Le message était clair. Elle-même ne faisait pas participer ses poupées et était aussi connue que ma mère. Elle caressa mon menton comme à son habitude et fredonna :

— C’était un orgasme poétique et sincère. J’ai beaucoup aimé te voir jouir. Bonne soirée, Arcan.

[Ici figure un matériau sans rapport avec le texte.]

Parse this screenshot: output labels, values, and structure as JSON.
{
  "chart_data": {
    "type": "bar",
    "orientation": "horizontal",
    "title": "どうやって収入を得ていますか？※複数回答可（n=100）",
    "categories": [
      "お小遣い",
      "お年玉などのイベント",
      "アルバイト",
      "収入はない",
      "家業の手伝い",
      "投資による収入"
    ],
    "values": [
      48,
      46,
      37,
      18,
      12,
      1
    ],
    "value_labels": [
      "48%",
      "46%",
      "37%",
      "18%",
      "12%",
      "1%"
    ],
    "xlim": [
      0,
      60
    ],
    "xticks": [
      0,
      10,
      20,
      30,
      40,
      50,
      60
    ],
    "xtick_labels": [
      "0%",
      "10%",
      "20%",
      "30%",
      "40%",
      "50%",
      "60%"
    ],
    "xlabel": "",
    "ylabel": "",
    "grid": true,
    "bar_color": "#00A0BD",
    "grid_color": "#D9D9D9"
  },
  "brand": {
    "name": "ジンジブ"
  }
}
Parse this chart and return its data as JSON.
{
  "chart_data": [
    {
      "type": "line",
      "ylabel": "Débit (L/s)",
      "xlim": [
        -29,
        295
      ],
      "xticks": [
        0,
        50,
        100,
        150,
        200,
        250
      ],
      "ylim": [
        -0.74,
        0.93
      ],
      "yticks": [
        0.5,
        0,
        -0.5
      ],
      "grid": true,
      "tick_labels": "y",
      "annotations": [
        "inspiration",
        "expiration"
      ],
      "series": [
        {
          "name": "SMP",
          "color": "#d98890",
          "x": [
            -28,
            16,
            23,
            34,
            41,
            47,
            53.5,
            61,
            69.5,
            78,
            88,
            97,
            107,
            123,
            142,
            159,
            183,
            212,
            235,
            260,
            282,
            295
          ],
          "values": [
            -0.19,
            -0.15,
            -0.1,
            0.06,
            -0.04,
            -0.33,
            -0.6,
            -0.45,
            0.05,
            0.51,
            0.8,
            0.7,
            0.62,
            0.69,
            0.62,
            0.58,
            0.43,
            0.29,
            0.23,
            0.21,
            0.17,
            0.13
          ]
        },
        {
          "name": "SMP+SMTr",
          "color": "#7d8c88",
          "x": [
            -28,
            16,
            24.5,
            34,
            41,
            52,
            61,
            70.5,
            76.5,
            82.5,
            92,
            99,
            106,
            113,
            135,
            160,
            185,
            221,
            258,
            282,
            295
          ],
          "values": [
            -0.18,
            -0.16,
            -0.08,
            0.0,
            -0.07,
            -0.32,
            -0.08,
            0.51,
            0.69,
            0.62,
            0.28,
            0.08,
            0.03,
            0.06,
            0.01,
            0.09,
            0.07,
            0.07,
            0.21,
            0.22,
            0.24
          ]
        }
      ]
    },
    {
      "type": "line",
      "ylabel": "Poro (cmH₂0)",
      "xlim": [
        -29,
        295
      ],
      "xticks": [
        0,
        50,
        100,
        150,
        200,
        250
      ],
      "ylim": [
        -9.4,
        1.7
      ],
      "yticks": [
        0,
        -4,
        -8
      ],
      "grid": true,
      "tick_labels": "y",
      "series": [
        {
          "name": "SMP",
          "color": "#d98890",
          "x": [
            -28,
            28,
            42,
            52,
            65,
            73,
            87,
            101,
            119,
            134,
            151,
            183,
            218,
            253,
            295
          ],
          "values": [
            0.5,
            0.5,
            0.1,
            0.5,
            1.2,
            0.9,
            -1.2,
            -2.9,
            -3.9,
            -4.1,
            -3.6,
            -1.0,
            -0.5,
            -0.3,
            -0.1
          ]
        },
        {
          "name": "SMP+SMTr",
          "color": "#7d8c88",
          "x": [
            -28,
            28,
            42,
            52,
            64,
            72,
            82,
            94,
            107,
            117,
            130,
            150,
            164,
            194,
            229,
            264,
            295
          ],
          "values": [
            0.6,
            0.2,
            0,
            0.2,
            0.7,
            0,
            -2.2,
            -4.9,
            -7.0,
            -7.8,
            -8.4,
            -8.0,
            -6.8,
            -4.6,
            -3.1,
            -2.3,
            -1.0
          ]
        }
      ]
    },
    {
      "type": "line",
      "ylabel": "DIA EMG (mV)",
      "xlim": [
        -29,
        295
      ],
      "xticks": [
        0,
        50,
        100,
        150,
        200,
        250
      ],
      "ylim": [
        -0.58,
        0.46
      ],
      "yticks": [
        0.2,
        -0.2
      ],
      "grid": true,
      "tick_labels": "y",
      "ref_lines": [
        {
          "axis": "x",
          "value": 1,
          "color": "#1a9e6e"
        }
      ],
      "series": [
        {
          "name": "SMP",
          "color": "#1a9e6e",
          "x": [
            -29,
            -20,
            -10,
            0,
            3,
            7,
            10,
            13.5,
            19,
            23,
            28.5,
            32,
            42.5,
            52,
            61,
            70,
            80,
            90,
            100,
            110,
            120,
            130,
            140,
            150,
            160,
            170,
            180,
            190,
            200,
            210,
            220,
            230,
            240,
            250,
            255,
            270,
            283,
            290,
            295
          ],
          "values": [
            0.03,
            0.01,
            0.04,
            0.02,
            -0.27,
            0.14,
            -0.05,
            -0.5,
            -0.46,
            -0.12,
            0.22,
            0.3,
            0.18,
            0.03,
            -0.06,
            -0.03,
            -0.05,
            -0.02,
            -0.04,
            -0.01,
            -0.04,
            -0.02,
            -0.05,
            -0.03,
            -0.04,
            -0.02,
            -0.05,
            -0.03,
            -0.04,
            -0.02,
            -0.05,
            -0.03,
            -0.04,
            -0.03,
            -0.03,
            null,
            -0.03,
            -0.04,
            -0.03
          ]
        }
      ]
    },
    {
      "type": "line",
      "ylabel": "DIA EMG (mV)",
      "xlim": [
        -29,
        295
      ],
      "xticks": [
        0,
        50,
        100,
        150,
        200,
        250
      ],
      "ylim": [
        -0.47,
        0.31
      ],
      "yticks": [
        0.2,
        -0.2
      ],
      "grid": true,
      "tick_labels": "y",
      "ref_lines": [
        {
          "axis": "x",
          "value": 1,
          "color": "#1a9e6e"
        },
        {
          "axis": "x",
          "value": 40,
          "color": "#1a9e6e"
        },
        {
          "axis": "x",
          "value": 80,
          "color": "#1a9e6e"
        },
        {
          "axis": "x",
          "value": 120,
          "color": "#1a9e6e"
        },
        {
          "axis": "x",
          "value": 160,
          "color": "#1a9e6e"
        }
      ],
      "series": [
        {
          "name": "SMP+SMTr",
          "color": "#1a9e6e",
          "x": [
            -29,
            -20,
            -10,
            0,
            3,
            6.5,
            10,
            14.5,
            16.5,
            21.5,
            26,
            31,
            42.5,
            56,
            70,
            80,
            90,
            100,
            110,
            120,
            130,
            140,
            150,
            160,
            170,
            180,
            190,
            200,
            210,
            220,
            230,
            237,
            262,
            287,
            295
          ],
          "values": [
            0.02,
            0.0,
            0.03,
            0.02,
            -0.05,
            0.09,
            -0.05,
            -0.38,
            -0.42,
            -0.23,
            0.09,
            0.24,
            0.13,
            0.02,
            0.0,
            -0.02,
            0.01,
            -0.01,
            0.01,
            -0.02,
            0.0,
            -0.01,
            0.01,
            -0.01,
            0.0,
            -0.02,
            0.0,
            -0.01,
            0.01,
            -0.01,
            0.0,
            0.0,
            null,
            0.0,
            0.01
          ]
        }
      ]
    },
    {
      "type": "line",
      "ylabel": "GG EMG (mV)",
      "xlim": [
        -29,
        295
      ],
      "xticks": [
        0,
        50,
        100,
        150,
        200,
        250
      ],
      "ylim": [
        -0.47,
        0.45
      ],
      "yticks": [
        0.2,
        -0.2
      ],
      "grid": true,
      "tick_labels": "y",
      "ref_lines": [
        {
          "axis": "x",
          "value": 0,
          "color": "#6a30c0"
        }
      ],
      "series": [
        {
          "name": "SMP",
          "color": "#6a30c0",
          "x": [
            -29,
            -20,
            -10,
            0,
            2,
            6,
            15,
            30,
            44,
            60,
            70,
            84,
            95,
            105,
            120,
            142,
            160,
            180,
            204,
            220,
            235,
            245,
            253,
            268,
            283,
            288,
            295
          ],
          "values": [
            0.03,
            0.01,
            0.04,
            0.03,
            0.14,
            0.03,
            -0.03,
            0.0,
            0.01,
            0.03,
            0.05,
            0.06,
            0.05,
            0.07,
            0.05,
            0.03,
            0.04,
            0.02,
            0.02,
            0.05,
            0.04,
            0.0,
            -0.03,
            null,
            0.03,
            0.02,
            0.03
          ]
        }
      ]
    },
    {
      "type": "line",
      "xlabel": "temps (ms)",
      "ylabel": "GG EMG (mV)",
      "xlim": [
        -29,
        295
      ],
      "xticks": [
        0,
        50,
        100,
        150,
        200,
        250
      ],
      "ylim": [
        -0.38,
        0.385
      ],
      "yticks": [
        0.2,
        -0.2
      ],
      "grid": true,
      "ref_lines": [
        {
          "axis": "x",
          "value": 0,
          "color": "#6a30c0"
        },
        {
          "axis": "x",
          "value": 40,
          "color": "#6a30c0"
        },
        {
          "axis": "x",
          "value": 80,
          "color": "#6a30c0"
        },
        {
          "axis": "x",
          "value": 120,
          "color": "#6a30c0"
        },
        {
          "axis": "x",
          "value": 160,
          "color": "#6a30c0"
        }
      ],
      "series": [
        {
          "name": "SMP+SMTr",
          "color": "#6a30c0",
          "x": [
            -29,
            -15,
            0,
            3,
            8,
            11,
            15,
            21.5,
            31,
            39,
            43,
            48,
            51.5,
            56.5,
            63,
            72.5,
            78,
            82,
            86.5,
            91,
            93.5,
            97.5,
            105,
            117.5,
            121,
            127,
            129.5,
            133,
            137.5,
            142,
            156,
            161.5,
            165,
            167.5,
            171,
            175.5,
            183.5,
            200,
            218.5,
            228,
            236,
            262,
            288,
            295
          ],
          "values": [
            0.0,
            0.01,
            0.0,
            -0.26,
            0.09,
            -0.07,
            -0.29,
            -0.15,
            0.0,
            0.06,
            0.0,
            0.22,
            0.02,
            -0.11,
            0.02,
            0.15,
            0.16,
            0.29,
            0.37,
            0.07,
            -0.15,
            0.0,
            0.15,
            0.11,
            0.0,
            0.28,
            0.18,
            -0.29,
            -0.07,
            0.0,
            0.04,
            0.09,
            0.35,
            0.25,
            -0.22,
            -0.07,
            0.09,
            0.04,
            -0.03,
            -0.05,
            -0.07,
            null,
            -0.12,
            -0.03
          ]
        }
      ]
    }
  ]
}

Elle s’éloigna, me laissant froide de malaise. Comme s’ils avaient attendu qu’elles disparaissent, les autres façonneurs s’agglutinèrent pour faire des photographies. Je me dis que si les gens venaient vers nous pour prendre des photos, c’était que notre succès était sur la bonne voie. La plupart demandait même à Arcan d’être présent, son personnage allant de pair avec le mien. Je sentis la déception se dissiper dans la voix de mon amant. Les mots de l’Impératrice s’imprégnaient en lui comme en moi, et les commentaires nous donnaient petit à petit l’espoir de gagner une prochaine fois.